The most amazing part of this sign for me is this: Jesus tells the others to unbind Lazarus in a moment that clarifies how it is that God help comes alive. God’s help comes through the work of the community. Apparently, Lazarus can be raised from the dead, even after four days, but the burial wrappings tying his legs together and his arms by his side, covering him from head to toe, require human hands to undo, in spite of the stench, in spite of the unfamiliar and potentially dangerous territory. Imagine him hopping out of the cave – it’s quite a scene!

As a sign, this story seems to be pointing to the resurrection of Jesus as the destination; it seems like foreshadowing and it seems like an interesting piece of narrative evidence that Jesus was not the first to be raised from the dead. But I think it is pointing to a destination beyond the resurrection of Jesus. I think this sign is pointing beyond Mary Magdalene’s encounter with the Risen Lord in the garden; beyond the appearances of the Risen Lord in the locked room; and even beyond the disciples’ return to their fishing business on the Sea of Galilee. This sign points to the encounter the disciples have with a stranger on the beach who was making breakfast for them after they’d been out all night unsuccessfully catching fish. The stranger, who becomes known to them as the Risen Lord, asks Peter, “do you love me?’ three times. Three times Peter says “yes,” “yes,” “yes, Lord, you know I love you,” and the Lord’s reply to each affirmation of love for the Lord is, “Feed my lambs. Tend my sheep. Feed my sheep.” That is what all of the signs in the Gospel of John ultimately point to: the care and feeding of “the flock” – a widely understood metaphor for the people of God. In John, the people of God clearly include people of all ages, both Jews and Gentiles.

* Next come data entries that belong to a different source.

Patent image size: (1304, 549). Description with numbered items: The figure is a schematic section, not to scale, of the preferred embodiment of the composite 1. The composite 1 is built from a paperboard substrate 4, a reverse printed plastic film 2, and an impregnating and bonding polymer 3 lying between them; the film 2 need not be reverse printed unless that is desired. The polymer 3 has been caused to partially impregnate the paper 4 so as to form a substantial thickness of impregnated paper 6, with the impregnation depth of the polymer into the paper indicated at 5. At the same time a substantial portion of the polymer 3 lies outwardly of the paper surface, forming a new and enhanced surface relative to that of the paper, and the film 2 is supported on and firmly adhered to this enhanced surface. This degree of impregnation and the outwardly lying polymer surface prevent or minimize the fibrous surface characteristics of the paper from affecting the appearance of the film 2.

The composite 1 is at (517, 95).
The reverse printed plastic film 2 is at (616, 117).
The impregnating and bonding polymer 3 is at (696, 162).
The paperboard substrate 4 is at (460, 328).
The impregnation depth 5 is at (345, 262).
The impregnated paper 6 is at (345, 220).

All of the signs point to the nature of the Divine being revealed in the care for others – feeding, tending, healing, unbinding, freeing, raising up to new life. It may be that slowing down, having a buddy, and saying our prayers can help us read and interpret these signs, especially the ones that are flashing to get our attention. I urge you to pay attention to the signs. No matter what your relationship with the Holy One is like, or how you pray (or how the Spirit intercedes on your behalf with sighs too deep for words), I am convinced that none of us can truly live unless we get to our destination of caring for one another the way Jesus taught us to care for one another. All the signs in the Gospel of John point in that direction, the direction of restoring dignity and community. That is where we need to go, even and especially when we cannot be physically present with one another.

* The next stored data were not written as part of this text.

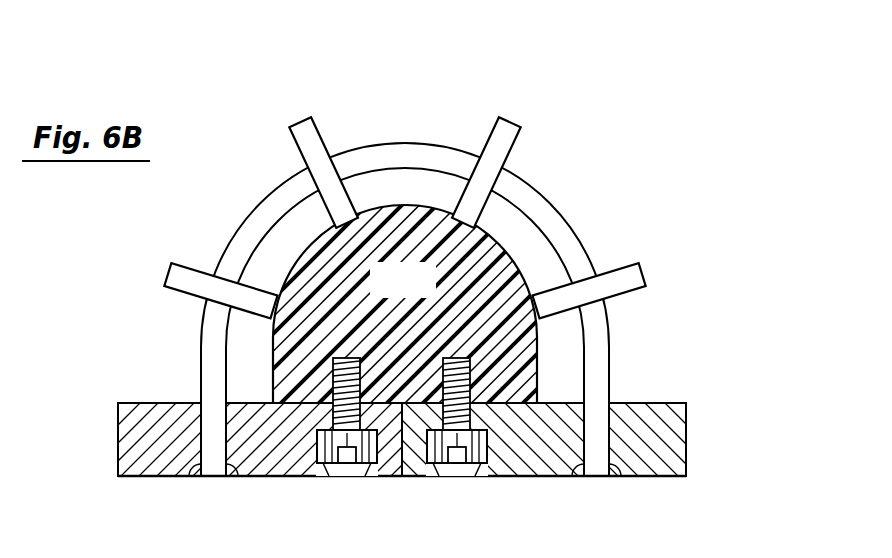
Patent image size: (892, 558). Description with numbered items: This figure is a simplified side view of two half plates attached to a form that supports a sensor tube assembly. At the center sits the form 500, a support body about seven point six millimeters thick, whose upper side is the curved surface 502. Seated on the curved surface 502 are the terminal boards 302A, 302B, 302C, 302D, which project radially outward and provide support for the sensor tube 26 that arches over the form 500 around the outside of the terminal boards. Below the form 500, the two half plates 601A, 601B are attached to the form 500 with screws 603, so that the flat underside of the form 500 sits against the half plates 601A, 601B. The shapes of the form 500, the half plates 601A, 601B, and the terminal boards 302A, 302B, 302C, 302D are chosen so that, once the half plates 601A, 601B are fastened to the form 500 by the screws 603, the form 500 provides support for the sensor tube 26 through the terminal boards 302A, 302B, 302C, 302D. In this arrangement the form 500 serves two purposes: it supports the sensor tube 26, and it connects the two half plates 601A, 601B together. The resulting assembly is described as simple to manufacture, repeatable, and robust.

The sensor tube 26 is at (405, 143).
The form 500 is at (434, 295).
The curved surface 502 is at (520, 262).
The terminal board 302A is at (169, 276).
The terminal board 302B is at (300, 121).
The terminal board 302C is at (511, 121).
The terminal board 302D is at (643, 276).
The half plate 601A is at (148, 403).
The half plate 601B is at (652, 403).
The screws 603 is at (440, 477).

Listen to this poem from Pádraig Ó Tuama in his book of poems called, “readings from the book of exile.”[3]

I used to need to know

the end of every story

but these days I only

need the start to get me going.

God is the crack

where the story begins.

We are the crack

where the story gets interesting

We are the choice of

where to begin –

the person going out?

the stranger coming in?

God is the fracture,

and the ache in your voice,

God is the story

flavoured with choice

God is the pillar of salt

full of pity

accusing God

for the sulphurous city.

God is the woman who bleeds 

and who touches.

We are the story

of curage or blushes.

God is the story 

of whatever works.

God is the twist at the end

and the quirks.

We are the start,

and we are the centre,

we’re the characters,

narrators, inventors.

God is the bit

that we can’t explain – 

maybe the healing

maybe the pain.

We are the bit 

that God can’t explain

maybe the harmony

maybe the strain.

God is the plot,

and we are the writers,

the story of winners

and the story of fighters,

the story of love,

and the story of rupture,

the story of stories,

the story without structure.

 

1. Thanks to D. Mark Davis’s translation blog: www.leftbehindandlovingit.blogspot.com
2. Thanks to Adele Reinhartz’ footnote in The Jewish Annotated New Testament (New York: Oxford University Press, 2011), p. 181.
3. Pádraig Ó Tuama, “Narrative Theology #2,” in readings from the book of exile (Norwich: Canterbury Press, 2012), pp. 10-11.